Ne «L’abisso» (Stampa alternativa), Flore Murard-Yovanovitch raccoglie alcuni dei suoi interventi di denuncia, fondata su una documentazione insieme agghiacciante e ineccepibile, contro la politica nei confronti dei migranti adottata, in violazione delle leggi internazionali, dai paesi Europei.

Nei suoi reportage la precisione dei dati diventa passione di opposizione irriducibile a una barbarie razzista, figlia di una visuale delirante in cui l’Europa non smette di precipitare. La scrittrice francese mette in risalto il «Fascismo di frontiera», un controllo militare dei confini (fatto di respingimenti, di omissioni di soccorso, di campi di concentramento) la cui esistenza ci è, nonostante tutto, largamente sconosciuta come determinazione a delinquere e cinismo.

Il libro è centrato sulla «cecità totale» con cui l’Occidente sta affrontando un flusso migratorio che non è possibile fermare, perché prodotto da una crisi globale senza precedenti e a cui si è molto lontani da voler veramente porre rimedio. La cecità crea fantasmi, invasori immaginari da combattere. I migranti non rappresentano di per sé un grande pericolo di destabilizzazione, non sono loro ad aver determinato la precarietà economica, né il degrado della vita sociale. Se il loro arrivo fosse gestito in modo sensato potrebbero rappresentare una forza vitale dal punto di vista economico e culturale, ma ciò è ultima cosa di cui i nostri governanti si preoccupano.

Il Fascismo di frontiera che alimenta, come Murard-Yovanovitch sottolinea, un autoritarismo interno, ha un consenso, di natura psicologica, diffuso.

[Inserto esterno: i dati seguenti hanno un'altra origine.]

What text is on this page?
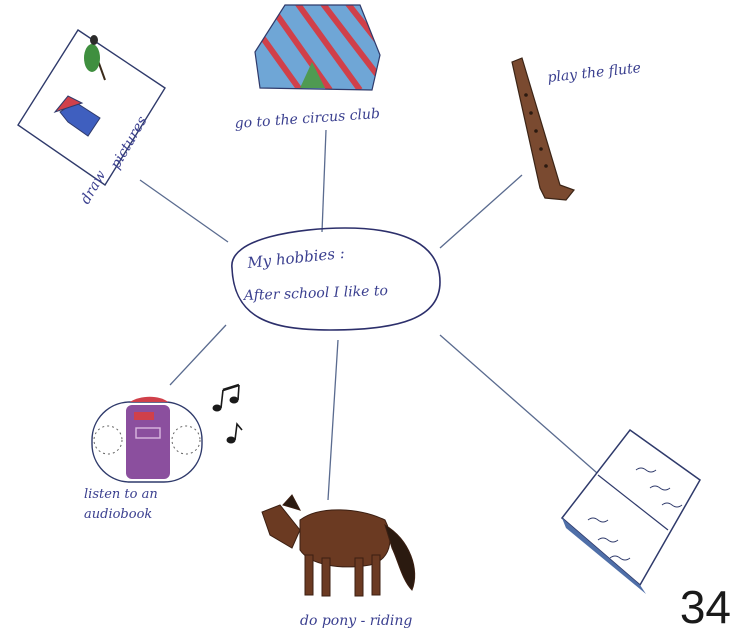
My hobbies :
After school I like to
go to the circus club
play the flute
draw
pictures
listen to an
audiobook
do pony - riding	34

Il consenso ha due origini distinte, ma collegate. La prima è l’impostazione del sistema economico/produttivo mondiale sulla perversione dei desideri in bisogni artificiali, sull’uso degli oggetti e delle relazioni umane in termini eccitanti e calmanti, profondamente anestetizzanti. Da una parte ciò determina l’espansione senza limiti di un mercato di falsificazione dell’esperienza; dall’altra spinge verso una strumentalizzazione estrema dei legami e favorisce un’ostilità latente pronta a materializzarsi in questa o in quell’altra forma.

La seconda origine del consenso per il razzismo (sempre più ipotecato dal totalitarismo), è lo sradicamento sociale (non solo economico, ma anche politico e culturale) degli indigeni che nei migranti vedono riflessa la propria immagine di diseredati, falliti e la/li odiano. Ciò che respinge negli esuli l’Occidente è l’immagine della propria crisi, della propria decadenza.

Unirsi nell’affermare che dobbiamo «restare umani» ci consola, ma non ci allontana dal precipizio che si avvicina: in modo analogo al nostro corpo che deperisce ne non è nutrito e dissetato, non riusciamo a restare a lungo psichicamente vivi, sani in assenza dello scambio erotico, affettivo e culturale che ci permette di essere tali.

I valori umani sono incarnati in una vita che conosce il coinvolgimento e il godimento profondo dell’esperienza nel mondo, diversamente sono concetti morti.

La difesa dei migranti ristretta nel solo campo dei bisogni primari subisce l’egemonia ideologica di chi li aggredisce e resta lontana dai diritti umani. Non esiste il diritto di non essere stuprati, di non morire di fame, ma il diritto di disporre del proprio corpo erotico, di costruire un degno vivere.

Se aiutare i naufraghi a sopravvivere sul piano materiale diventasse l’unico modo per stabilire un rapporto con loro, se l’emergenza del soccorso diventasse uno stato di cose permanente, il nostro asservimento a un processo di globalizzazione/omologazione selvaggia che trasforma gli esseri umani in macchine biologiche, potrebbe farsi irreversibile, definitivo.